Liga Champions, Panggung Para Juara yang Semakin Bias dan Kehilangan Makna
Berdasarkan catatan sejarah, Liga Champions pertama kali bergulir pada edisi 1955-1956, dengan format lama tentunya. Pesertanya pun masih 'murni', yaitu para jawara liga-liga domestik, dengan menggunakan sistem turnamen (kalah langsung gugur).
Berselang 36 tahun kemudian, UEFA merombak format kompetisi sekaligus membidani Liga Champions yang kita kenal sekarang. Reformasi ini dimulai per edisi 1992-1993, walaupun tercoreng skandal Marseille (gelar juara dicabut akibat terlibat pengaturan skor di liga domestik).
Total lima musim pertama era baru Liga Champions hingga 1996-1997 berjalan sesuai 'kodrat' karena pesertanya adalah klub-klub juara liga domestik di Eropa. Masih eksklusif dan murni.

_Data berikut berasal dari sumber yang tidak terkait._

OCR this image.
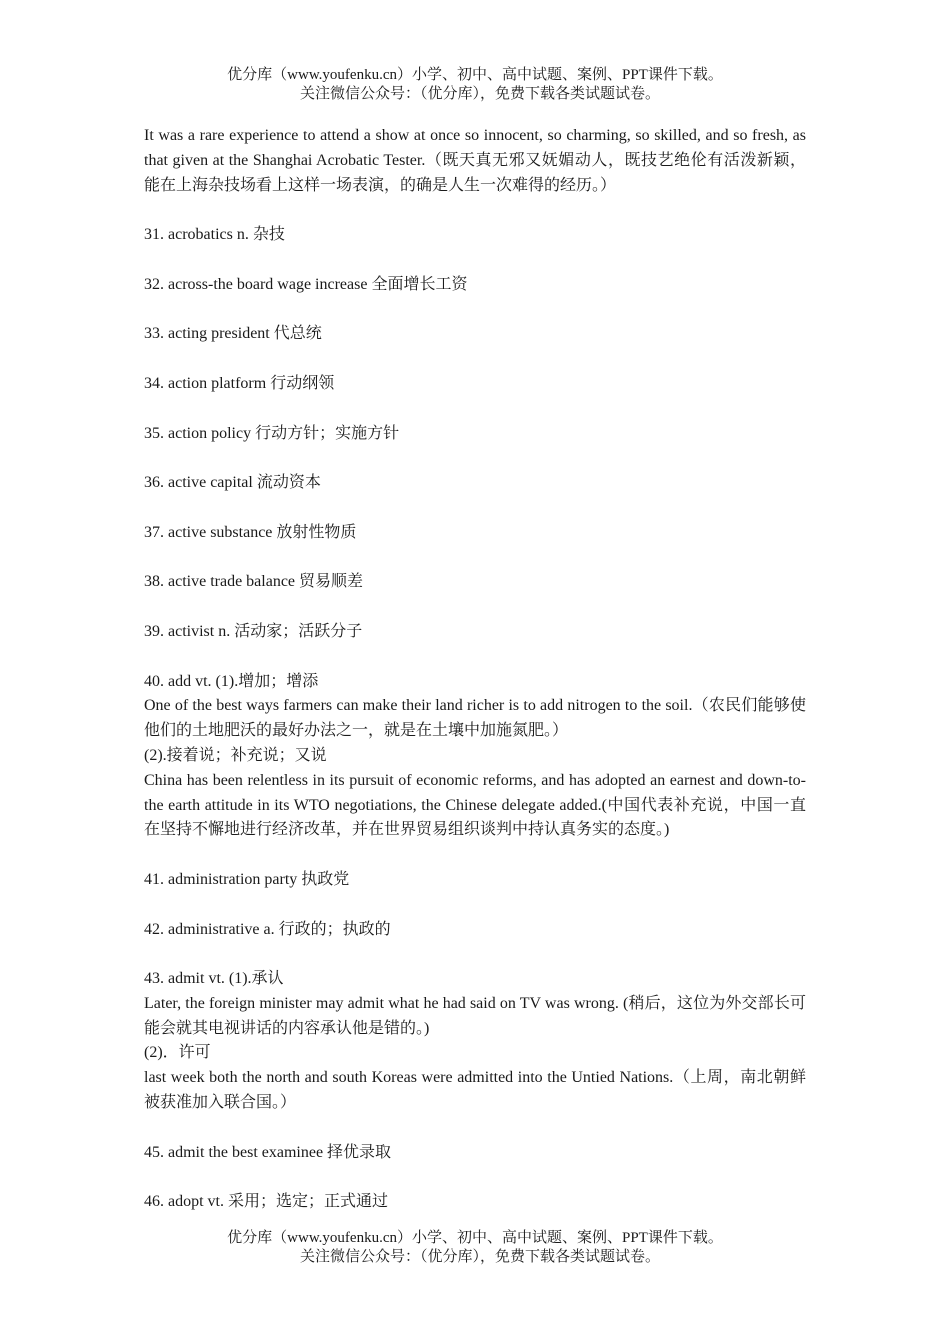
优分库（www.youfenku.cn）小学、初中、高中试题、案例、PPT课件下载。
关注微信公众号：（优分库），免费下载各类试题试卷。

It was a rare experience to attend a show at once so innocent, so charming, so skilled, and so fresh, as that given at the Shanghai Acrobatic Tester.（既天真无邪又妩媚动人，既技艺绝伦有活泼新颖，能在上海杂技场看上这样一场表演，的确是人生一次难得的经历。）

31. acrobatics n. 杂技

32. across-the board wage increase 全面增长工资

33. acting president 代总统

34. action platform 行动纲领

35. action policy 行动方针；实施方针

36. active capital 流动资本

37. active substance 放射性物质

38. active trade balance 贸易顺差

39. activist n. 活动家；活跃分子

40. add vt. (1).增加；增添

One of the best ways farmers can make their land richer is to add nitrogen to the soil.（农民们能够使他们的土地肥沃的最好办法之一，就是在土壤中加施氮肥。）

(2).接着说；补充说；又说

China has been relentless in its pursuit of economic reforms, and has adopted an earnest and down-to-the earth attitude in its WTO negotiations, the Chinese delegate added.(中国代表补充说，中国一直在坚持不懈地进行经济改革，并在世界贸易组织谈判中持认真务实的态度。)

41. administration party 执政党

42. administrative a. 行政的；执政的

43. admit vt. (1).承认

Later, the foreign minister may admit what he had said on TV was wrong. (稍后，这位为外交部长可能会就其电视讲话的内容承认他是错的。)

(2)．许可

last week both the north and south Koreas were admitted into the Untied Nations.（上周，南北朝鲜被获准加入联合国。）

45. admit the best examinee 择优录取

46. adopt vt. 采用；选定；正式通过

优分库（www.youfenku.cn）小学、初中、高中试题、案例、PPT课件下载。
关注微信公众号：（优分库），免费下载各类试题试卷。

Penyimpangan baru dilakukan pada edisi 1997-1998. Runner-up dari sebagian liga domestik yang masuk kategori elite mendapatkan jatah, meski diharuskan mengikuti babak kualifikasi sebelum memastikan slot di fase grup.
Semakin ke sini, jumlah klub dari negara-negara elite kian bertambah. Makna Liga Champions pun bukan lagi kompetisinya para juara Eropa, terlebih bila melihat daftar juara sejak UEFA memberlakukan kebijakan baru tersebut (1997-1998).
Dari total 24 musim, hanya 10 kampiun Liga Champions yang 'berdarah murni', dalam artian berpartisipasi dengan status juara liga domestik, bukan runner-up, peringkat ketiga, apalagi peringkat keempat.
Perinciannya juara 'berdarah murni' antara lain Real Madrid (1997-1998, 2001-2002, 2017-2018), Bayern Munchen (2000-2001, 2019-2020), FC Porto (2003-2004), Barcelona (2005-2006, 2010-2011), Manchester United (2007-2008), dan Inter Milan (2009-2010).
Selebihnya? Ya tentu saja juara yang bukan juara, termasuk Liga Champions musim ini. Baik Manchester City maupun Chelsea bukanlah kampiun Liga Inggris 2019-2020.
Mereka masing-masing sebagai runner-up dan peringkat keempat, sedangkan sang raja Premier League musim lalu adalah Liverpool, yang diketahui tersingkir lebih dulu dari ajang Liga Champions 2020-2021 akibat ditekuk Real Madrid di perempat final.
Rekor juara dari jalur paling rendah masih dipegang oleh AC Milan (2002-2003) dan Liverpool (2004-2005). Keduanya sama-sama lolos ke Liga Champions bermodalkan label peringkat keempat liga domestik dan harus melewati kualifikasi sebelum melaju ke fase grup.
Musim ini, Chelsea berpeluang menyamai rekor AC Milan dan Liverpool, namun siapa pun nantinya yang menang tetap saja nilai luhur Liga Champions telah luntur.
Makna sejati Liga Champions sudah lama terkikis. Kini sudah bergeser dan kehilangan eksklusivitas, sehingga pemenangnya tidak lagi pantas diagung-agungkan dengan label "Juara dari Para Juara".